- Directed by: Chris Crow
- Written by: Paul Bryant; Chris Crow; Michael Jibson;
- Produced by: David Lloyd;
- Starring: Mark Lewis Jones; Michael Jibson; Ian Virgo;
- Cinematography: Alex Metcalfe
- Edited by: John Gillanders
- Music by: Mark Rutherford
- Production companies: Soda Pictures Edicis Films S4C BBC Films Ffilm Cymru Wales British Film Institute Dogs Of Annwn Films
- Distributed by: Soda Pictures
- Release dates: 8 July 2016 (United Kingdom); 6 July 2018 (United States);
- Running time: 102 minutes
- Country: United Kingdom
- Language: English

= The Lighthouse (2016 film) =

Film by Chris Crow

The Lighthouse is a 2016 British psychological thriller drama film directed by Chris Crow and written by Paul Bryant, Chris Crow and Michael Jibson. The film is based on the Smalls Lighthouse incident which occurred in 1801.

== Plot ==
In 1801, Thomas Howell and Thomas Griffith are stationed at the Smalls Island Lighthouse, which is located 25 miles west from the Welsh Coast in the Irish Sea.
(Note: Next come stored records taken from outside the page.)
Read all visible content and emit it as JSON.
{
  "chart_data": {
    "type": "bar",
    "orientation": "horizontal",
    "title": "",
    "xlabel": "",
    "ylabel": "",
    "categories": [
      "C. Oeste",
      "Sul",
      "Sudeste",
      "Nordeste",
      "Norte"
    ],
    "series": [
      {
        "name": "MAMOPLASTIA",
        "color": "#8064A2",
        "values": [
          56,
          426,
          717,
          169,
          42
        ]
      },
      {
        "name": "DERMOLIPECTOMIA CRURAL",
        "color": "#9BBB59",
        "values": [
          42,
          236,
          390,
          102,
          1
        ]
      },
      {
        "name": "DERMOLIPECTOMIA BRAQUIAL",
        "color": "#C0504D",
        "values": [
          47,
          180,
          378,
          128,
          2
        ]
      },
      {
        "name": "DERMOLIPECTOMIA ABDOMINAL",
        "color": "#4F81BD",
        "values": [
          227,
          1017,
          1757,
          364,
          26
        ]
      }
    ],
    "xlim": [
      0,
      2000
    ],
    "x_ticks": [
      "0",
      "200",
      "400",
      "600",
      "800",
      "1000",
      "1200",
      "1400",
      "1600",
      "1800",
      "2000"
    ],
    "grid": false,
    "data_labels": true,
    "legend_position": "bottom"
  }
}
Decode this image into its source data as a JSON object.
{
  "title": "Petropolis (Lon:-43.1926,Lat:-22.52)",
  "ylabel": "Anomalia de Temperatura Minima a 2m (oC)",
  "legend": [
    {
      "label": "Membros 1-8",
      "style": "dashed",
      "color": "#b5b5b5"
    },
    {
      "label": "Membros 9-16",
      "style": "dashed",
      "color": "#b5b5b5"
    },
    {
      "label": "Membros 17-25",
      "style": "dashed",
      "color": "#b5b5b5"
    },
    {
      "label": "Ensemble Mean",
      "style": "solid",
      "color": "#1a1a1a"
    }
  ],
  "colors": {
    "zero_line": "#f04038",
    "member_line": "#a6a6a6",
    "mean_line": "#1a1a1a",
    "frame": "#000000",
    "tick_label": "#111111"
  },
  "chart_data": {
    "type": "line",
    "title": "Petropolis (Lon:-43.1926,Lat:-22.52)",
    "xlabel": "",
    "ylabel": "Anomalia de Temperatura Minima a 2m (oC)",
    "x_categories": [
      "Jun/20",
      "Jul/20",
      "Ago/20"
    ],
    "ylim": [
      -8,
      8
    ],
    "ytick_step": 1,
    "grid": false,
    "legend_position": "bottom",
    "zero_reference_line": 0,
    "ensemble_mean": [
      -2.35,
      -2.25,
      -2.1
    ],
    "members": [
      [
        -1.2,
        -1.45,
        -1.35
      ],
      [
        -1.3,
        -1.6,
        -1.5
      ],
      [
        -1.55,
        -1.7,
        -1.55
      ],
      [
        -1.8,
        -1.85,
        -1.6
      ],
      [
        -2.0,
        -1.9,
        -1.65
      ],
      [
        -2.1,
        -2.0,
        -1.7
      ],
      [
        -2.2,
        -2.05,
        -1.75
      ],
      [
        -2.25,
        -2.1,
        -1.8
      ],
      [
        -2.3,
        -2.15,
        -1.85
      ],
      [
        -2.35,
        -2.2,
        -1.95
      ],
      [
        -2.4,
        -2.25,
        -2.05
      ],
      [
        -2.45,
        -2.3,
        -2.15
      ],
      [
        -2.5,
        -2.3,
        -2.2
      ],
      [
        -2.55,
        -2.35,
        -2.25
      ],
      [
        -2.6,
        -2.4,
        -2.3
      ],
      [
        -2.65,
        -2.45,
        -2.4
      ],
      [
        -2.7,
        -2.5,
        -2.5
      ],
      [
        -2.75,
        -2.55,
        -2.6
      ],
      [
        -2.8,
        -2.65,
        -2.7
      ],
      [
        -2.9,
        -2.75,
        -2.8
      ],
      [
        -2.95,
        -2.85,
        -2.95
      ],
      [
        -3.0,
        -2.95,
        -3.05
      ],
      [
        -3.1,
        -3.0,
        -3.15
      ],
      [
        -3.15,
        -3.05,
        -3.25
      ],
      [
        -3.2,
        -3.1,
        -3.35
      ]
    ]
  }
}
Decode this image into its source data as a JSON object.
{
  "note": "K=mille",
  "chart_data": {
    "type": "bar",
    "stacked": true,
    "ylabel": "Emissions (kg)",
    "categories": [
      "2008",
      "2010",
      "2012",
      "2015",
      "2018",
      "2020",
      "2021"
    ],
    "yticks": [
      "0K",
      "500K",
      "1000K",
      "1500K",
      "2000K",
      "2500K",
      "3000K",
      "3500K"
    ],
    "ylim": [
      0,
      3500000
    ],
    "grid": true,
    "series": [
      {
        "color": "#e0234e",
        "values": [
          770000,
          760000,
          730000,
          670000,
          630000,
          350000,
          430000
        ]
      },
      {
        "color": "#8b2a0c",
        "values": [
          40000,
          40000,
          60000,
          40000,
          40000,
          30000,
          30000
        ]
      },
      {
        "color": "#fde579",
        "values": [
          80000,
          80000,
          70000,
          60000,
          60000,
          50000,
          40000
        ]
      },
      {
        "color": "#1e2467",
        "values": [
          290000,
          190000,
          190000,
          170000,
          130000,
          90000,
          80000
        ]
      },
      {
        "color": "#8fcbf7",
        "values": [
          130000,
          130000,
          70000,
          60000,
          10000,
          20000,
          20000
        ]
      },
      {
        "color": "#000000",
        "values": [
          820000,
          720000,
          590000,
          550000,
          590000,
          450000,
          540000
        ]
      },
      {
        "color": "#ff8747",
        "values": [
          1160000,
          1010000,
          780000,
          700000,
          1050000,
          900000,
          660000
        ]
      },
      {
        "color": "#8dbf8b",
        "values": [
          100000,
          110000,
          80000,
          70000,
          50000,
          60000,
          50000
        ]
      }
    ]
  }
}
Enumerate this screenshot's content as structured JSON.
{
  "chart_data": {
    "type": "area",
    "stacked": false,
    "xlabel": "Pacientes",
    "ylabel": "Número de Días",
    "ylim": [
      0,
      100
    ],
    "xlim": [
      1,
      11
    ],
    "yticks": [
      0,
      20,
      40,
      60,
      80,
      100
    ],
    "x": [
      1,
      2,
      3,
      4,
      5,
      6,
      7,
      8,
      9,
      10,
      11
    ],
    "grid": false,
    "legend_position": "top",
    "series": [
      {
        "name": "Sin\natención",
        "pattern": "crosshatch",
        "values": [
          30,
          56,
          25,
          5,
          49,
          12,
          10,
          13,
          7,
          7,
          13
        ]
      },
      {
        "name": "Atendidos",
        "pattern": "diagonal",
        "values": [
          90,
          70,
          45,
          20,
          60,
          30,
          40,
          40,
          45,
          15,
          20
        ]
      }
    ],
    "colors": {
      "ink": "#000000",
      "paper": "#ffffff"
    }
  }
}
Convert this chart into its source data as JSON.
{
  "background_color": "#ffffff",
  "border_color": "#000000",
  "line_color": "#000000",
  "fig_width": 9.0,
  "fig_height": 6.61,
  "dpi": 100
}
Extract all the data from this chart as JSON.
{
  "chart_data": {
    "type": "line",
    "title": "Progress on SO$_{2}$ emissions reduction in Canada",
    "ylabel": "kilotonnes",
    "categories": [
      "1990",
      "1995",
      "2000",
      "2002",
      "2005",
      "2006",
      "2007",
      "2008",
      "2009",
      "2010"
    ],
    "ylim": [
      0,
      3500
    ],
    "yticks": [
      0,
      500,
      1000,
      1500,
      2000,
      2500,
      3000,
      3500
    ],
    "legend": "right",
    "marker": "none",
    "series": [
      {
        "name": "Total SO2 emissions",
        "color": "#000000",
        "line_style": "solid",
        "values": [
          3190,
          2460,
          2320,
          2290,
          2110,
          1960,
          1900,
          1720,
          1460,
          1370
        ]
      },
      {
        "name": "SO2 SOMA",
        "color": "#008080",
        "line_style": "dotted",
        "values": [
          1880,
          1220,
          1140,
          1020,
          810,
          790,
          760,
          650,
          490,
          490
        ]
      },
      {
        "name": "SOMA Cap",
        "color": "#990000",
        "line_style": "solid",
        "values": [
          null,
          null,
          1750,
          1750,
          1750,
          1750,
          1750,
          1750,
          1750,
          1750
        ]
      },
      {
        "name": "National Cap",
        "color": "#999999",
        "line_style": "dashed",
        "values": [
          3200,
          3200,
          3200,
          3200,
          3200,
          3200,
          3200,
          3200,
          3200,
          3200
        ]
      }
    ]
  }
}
After a severe sea storm leaves the two men stranded at the remote lighthouse without aid, they begin to develop cabin fever and must fight for their lives and their sanity.

== Cast ==
- Mark Lewis Jones as Thomas Griffiths
- Michael Jibson as Thomas Howell

==Release==
The film was released in the United Kingdom on 8 July 2016 and in the United States on 6 July 2018.

==Critical reception==
The film has critical rating on Rotten Tomatoes with reviews. James Berardinelli of Reelviews gave the film a positive review stating "the high production values, excellent acting, and strong writing make this a cut above what is often accorded this sort of release pattern". Noel Murray of The Los Angeles Times gave the film a positive review stating, "Jones and Jibson (the latter of whom also worked on the script) play this material like an intimate theatre piece, finding the finer nuances in their characters' simmering animosity". Frank Scheck of The Hollywood Reporter described the film as "tensely atmospheric" and "benefits immeasurably from the powerful performances by Jones and Jibson". Guy Lodge of Variety gave the film a negative review stating the film is "a bleak nugget of Welsh maritime history [which] is given a Gothic spin by British filmmaker Chris Crow, to resolute but less-than-gripping effect".